A 55-year-old woman applied for urination in connection with physical exertion. The problem had increased over the years. After examination with fiber optic technology and ultrasound, it had been established that the sphincter had been partially weakened. After injection of 5 ml of 20% polymeric lactide solution under the mucosa so that a circular opening was recreated, the woman was trouble-free for 3 months after treatment.

Corresponding treatments of other sphincter shutters are obvious to those skilled in the art.

Example 4: Vocal atrophy A special case was a patient whose voice was almost lost after a radiotherapy of the neck region. After examination, it was found that one of the vocal cords had been atrophied and displaced in height. The result had been an almost hissing voice, which bothered the patient in his professional role. Under fiber optic control, an injection was given in the weakened part of the vocal cord with 2 ml of 20% lactide polymer solution. A patient-satisfying voice function was stabilized after 3 months.

In all the above examples, it is possible to add growth-promoting agents, antibiotics, etc. drugs as needed.

From the above it appears that the tissue reinforcement described here performed with injection technique under fiber optic control is a fast, cheap and simple method which probably does not lead to a permanent condition but which for a few to a few years recreates a lost function.
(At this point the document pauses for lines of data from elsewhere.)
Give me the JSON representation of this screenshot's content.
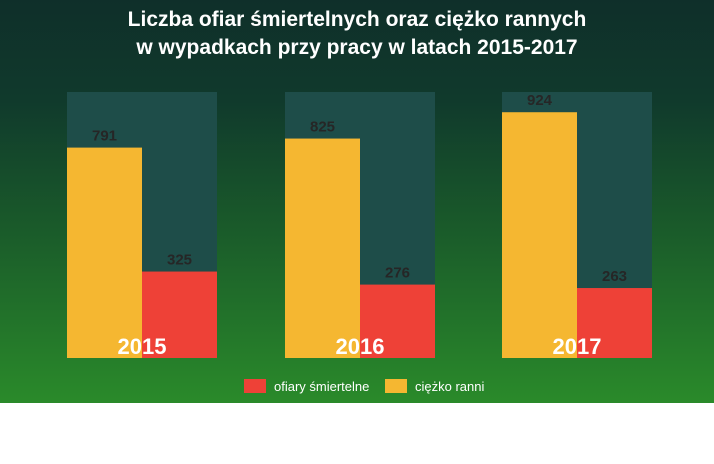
{
  "chart_data": {
    "type": "bar",
    "title_lines": [
      "Liczba ofiar śmiertelnych oraz ciężko rannych",
      "w wypadkach przy pracy w latach 2015-2017"
    ],
    "categories": [
      "2015",
      "2016",
      "2017"
    ],
    "series": [
      {
        "name": "ciężko ranni",
        "values": [
          791,
          825,
          924
        ],
        "color": "#f5b731"
      },
      {
        "name": "ofiary śmiertelne",
        "values": [
          325,
          276,
          263
        ],
        "color": "#ee4137"
      }
    ],
    "legend": [
      {
        "label": "ofiary śmiertelne",
        "color": "#ee4137"
      },
      {
        "label": "ciężko ranni",
        "color": "#f5b731"
      }
    ],
    "ylim": [
      0,
      1000
    ],
    "grid": false,
    "legend_position": "bottom",
    "panel_color": "#1e4d49",
    "value_label_color": "#262626",
    "category_label_color": "#ffffff"
  }
}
Because the method is simple, the treatment can be easily repeated if necessary.

Claims (8)

509 991 ß PATENTKRAV Use of a biodegradable polymer for the manufacture of a composition for treating a weakened tissue by injection therein for the purpose of joining and / or reinforcing the same, which polymer is in liquid form upon injection and solidifies in the tissue after injection. Use according to claim 1, characterized in that the biodegradable polymer is selected from the group consisting of polyglycolides and copolymers thereof, polylactides and copolymers thereof, poly-β-hydroxybutyrate and copolymeris thereof, poly-p-dioxanone , poly-6-valerolactone, poly-E-caprolactone, methyl methacrylate-N-vinyl pyrrolidone copolymer, polyesteramides, polyesters of oxalic acid, polydihydropyrans, poly-alkyl-2-cyanoacrylates, polyurethanes, polyvinyl alcohol, polypeptides, poly-β-malic acid, -ß-alkanoic acids, alginates in various forms, and a combination of one or more of these. Use according to claim 1 or 2, characterized in that the polymer is dissolved in solvent before injection. Use according to claim 1 or 2, characterized in that the polymer is heated before injection. Use according to claim 1 or 2, characterized in that the polymer is crosslinked in place in the fabric. Use according to one or more of claims 1-5, characterized in that it also comprises a medicament. Use according to any one or more of claims 1 to 6, characterized in that it further comprises monofilaments. .i 509 991 .f, Use according to any one or more of claims 1-7, characterized in that the polymer is combined with collagen or glucosaminoglucans or other biodegradable polymer having a tissue-filling function.